In Spain the rise of the nationalist state led to a catastrophic decay of once flourishing industries and to a complete disintegration of the whole economic life, which has not been restored to this day. In France the Huguenot wars, waged by the monarchy to fortify the unified state, most seriously injured French industries. Thousands of the best artisans left the country and transplanted their industries to other states. The cities were depopulated and most important lines of industry began to decline. In Germany where the machinations of the princes and nobles did not permit a unified national state to arise as in Spain, France, and England, and where, consequently, a whole set of small national states developed, the Thirty Years' War devastated the whole land} decimated the population, and inhibited every cultural and economic development for the next two hundred years.

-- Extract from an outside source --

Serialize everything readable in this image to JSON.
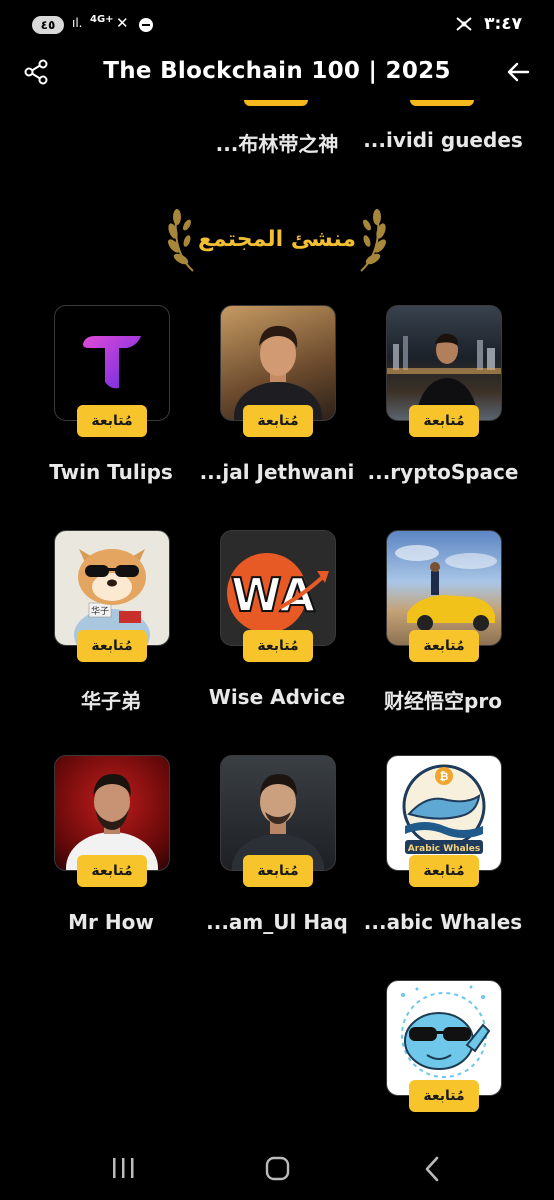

But these were not the only obstacles to economic evolution presented by the rising national state. Wherever it arose it tried to inhibit the natural course of economic progress by prohibition of imports and exports, supervision of industry, and bureaucratic ordinances. The guild masters were given orders regarding their methods of production, and whole armies of officials were created to supervise the industries. Thereby all improvements in production were limited, and only by the great revolutions of the seventeenth and eighteenth centuries was industry freed from these burdensome shackles. The rise of the nationalist states not only did not further economic evolution in any way whatever, but the endless wars of that epoch and the senseless interference of despotism in the life of industry created that condition of cultural barbarism in which many of the best achievements of industrial technique were wholly or partly lost and had to be rediscovered later on.^

To this must be added the fact that the kings were always suspicious of the citizens and the artisans of the towns, who were the real representatives of industry. They united with them only when they had to break the resistance of the nobles, who were not favorably inclined to the monarchists' efforts at unification. This will appear especially clear in French history. Later, when absolutism had victoriously overcome all

^ Kropotkin has set forth in very convincing form how by the collapse of the medieval city culture and the forcible suppression of all federalist cooperative arrangements the industrial evolution of Europe received a blow which crippled her best technical forces and put them out of service. How great this setback was can be measured by the fact that James Watt, the inventor of the steam engine, was for twenty years unable to make use of his invention because he could find in all England no mechanic able to bore a true cylinder for him, though he could have found many such in any of the larger medieval cities. (Peter Kropotkin, Mutual Aid — a Factor in Evolution.)